Guardò il mare correre sotto i suoi occhi mentre il treno ripartiva: un immenso abbraccio che si appoggiava sinuoso a carezzare una lingua di spiaggia chiara.
"è la prima volta che vieni qui?" chiese il signore bonario di fronte a lei.
"sì, mai venuta prima. si nota tanto?"
"già, sembri una bambina che guarda un nuovo giocattolo" rispose bonario l'uomo che aveva di fronte.
Sorrise e tornò attenta a guardare il paesaggio che le correva in fianco, rimanendo assorta nei suoi pensieri e nelle sue attese anche quando le gallerie inghiottivano ogni immagine assordandole le orecchie e rimbombandole in testa.

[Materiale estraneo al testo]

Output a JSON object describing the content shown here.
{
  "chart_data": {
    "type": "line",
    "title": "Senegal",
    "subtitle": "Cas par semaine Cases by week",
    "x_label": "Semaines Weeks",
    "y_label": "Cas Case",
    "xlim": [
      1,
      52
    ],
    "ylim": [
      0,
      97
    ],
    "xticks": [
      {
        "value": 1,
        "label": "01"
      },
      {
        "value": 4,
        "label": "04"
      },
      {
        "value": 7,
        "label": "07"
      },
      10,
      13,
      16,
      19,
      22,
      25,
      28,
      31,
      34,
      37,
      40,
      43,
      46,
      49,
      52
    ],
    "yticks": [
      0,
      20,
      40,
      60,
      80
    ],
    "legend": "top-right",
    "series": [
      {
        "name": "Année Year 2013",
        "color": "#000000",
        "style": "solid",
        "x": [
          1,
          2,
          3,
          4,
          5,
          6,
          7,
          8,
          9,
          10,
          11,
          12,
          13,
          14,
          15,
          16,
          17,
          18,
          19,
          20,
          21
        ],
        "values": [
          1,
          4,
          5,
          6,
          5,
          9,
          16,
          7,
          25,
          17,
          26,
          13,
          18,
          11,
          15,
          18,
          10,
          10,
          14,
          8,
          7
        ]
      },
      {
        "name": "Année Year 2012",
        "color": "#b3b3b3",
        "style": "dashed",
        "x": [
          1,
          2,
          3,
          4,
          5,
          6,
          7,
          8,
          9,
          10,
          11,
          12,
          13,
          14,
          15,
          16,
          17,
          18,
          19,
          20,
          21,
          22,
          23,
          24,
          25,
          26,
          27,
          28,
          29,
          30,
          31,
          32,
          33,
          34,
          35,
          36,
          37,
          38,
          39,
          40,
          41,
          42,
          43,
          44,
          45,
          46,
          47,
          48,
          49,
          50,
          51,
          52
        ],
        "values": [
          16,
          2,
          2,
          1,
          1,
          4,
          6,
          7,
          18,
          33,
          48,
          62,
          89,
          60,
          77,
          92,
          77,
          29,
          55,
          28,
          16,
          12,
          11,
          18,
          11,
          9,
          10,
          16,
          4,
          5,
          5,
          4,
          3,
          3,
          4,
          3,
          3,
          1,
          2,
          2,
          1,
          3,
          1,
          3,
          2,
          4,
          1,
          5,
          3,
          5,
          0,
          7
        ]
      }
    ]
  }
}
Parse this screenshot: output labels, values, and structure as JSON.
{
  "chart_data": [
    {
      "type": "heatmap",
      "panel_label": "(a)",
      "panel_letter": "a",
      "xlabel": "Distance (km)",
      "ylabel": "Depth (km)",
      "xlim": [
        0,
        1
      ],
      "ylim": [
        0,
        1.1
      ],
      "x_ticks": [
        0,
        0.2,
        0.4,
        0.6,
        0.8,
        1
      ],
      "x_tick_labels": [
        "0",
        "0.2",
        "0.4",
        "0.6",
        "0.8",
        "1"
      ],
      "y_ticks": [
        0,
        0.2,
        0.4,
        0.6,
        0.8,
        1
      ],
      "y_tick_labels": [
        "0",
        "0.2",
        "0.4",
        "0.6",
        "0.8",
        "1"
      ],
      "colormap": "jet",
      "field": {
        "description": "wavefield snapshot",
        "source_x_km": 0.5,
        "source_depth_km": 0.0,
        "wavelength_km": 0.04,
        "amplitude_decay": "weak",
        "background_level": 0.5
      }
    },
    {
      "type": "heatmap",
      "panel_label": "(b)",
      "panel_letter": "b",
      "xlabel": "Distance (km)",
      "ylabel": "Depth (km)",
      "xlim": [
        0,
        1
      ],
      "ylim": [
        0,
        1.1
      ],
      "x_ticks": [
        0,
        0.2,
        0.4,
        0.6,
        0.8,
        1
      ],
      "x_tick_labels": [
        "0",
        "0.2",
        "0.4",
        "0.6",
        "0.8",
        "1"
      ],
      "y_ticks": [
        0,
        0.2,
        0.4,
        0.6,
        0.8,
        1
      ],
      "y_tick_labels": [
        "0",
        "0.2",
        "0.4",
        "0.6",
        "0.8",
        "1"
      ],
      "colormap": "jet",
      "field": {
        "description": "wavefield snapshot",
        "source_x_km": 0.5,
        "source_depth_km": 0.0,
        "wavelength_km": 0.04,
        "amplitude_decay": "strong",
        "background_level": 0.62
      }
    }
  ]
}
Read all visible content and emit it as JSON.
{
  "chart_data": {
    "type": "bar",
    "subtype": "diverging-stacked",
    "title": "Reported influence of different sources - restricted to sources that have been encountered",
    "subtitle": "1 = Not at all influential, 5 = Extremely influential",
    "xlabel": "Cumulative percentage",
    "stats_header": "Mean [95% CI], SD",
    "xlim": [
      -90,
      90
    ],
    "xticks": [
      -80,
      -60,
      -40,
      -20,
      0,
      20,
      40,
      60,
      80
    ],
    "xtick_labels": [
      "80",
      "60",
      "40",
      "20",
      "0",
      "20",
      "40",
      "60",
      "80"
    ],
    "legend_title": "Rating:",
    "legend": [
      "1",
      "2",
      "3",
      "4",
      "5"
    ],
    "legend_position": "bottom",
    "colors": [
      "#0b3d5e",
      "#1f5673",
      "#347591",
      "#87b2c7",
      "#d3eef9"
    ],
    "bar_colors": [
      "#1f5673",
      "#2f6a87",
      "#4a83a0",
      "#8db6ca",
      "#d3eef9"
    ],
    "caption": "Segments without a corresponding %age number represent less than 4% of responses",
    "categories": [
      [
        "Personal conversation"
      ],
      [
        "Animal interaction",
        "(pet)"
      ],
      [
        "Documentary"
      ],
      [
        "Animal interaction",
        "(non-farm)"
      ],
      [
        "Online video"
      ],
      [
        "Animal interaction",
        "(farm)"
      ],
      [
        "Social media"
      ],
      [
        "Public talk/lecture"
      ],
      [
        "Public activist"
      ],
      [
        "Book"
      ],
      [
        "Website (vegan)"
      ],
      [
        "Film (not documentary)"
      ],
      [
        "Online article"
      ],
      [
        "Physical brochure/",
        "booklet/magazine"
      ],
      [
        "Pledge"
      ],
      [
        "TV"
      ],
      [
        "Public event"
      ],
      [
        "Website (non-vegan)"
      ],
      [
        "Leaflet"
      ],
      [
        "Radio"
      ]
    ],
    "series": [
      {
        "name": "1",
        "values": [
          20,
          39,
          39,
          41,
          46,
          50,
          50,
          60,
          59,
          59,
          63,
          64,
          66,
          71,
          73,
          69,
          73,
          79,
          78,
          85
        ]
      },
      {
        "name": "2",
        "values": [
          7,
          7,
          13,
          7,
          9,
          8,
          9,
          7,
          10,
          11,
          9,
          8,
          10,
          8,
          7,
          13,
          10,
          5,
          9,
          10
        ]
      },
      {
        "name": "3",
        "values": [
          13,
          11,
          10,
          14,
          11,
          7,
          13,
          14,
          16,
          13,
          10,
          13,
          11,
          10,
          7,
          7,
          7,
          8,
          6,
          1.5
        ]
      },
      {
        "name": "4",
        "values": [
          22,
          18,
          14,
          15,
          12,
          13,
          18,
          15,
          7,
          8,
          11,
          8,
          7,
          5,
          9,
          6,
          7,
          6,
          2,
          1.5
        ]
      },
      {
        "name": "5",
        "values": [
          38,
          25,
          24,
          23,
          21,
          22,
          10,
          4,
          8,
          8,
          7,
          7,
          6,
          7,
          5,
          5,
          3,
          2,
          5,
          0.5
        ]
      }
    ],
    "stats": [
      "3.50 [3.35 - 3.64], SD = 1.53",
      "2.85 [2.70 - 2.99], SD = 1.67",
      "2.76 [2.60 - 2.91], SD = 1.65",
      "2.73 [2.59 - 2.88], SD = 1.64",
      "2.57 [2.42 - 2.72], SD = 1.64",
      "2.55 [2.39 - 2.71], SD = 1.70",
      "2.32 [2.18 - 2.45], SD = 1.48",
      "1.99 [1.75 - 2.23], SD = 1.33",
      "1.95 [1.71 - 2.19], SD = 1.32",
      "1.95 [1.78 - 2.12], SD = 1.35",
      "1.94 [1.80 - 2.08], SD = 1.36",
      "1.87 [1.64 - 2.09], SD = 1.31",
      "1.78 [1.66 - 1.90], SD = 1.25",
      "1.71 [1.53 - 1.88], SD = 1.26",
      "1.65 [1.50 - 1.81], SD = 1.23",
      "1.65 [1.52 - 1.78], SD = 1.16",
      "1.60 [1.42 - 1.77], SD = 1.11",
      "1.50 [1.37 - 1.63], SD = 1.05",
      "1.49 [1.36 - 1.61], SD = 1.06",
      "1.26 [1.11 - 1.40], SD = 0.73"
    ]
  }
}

Non passarono molti minuti che l'altoparlante scandì il paese di Patti come prossima fermata. Dafne sussultò, come svegliata d'improvviso dal correre dei suoi sogni, si alzò e, guardando interrogativa il capostazione, si portò verso la sua valigia nel corridoio.
come se fossero stati organizzati da un invisibile coreografo tutti si organizzarono per scendere; Dafne li guardava quasi estasiata: tutti si aiutavano, anche non conoscendosi, a far scendere le valigie.
"dai su! tu non ti muovi? passami la valigia"
Si girò: era il capostazione che la chiamava, era già sceso e le tendeva la mano per prendere la valigia. Si sentì come una bambina imbranata che non avesse mai viaggiato da sola, incapace di organizzarsi per una semplice discesa da un treno. In effetti odiava fare viaggi lunghi o con bagagli pesanti: era sempre riuscita a combinare guai, inciampare, perderli per strada finché rincorreva un treno in ritardo; una volta le si era pure aperta una valigia al check in prima di prendere un aereo.
Prese la valigia e la porse al signore, scoprendo stupita che il signore bassetto che le stava di fronte in realtà era dotato di una forza inimmaginabile: prese e spostò con facilità il borsone e l'aiutò a scendere, oppressa dallo zaino che portava sulle spalle.
salutò e s'incamminò con i suoi bagagli verso l'esterno della stazione.
Si guardò intorno e vide solo sole, un piazzale deserto e spoglio, senza alberi, senza nessuna delle bellezze che s'immaginava ad attenderla.
"Dafne!!" un urlo la raggiunse stridulo all'orecchio destro: una ragazza stava correndo verso di lei, affannata e accaldata, le guance rosse per il caldo sotto la lieve abbronzatura, bassina, le gambe decisamente importanti sbucavano da una gonna a tubo che si fermava appena sotto il ginocchio e le dava almeno 10 anni più di quelli che doveva avere. Gli occhi neri, luminosi e fuggenti squadravano ogni passante tra i passeggeri appena scesi dal treno; i capelli ricci, crespi e ribelli, incorniciavano il viso donandole un aspetto da bambola di porcellana. Quel viso, quel corpo, sembravano talmente diversi da non appartenere alla stessa persona, eppure insieme davano a quella ragazza l'aspetto del tempo che corre e si ferma nello stesso istante: il viso da bimba in un corpo cresciuto per star dietro alla sua stessa impulsività. Un'opera di un artista un po' matto ma con buon gusto.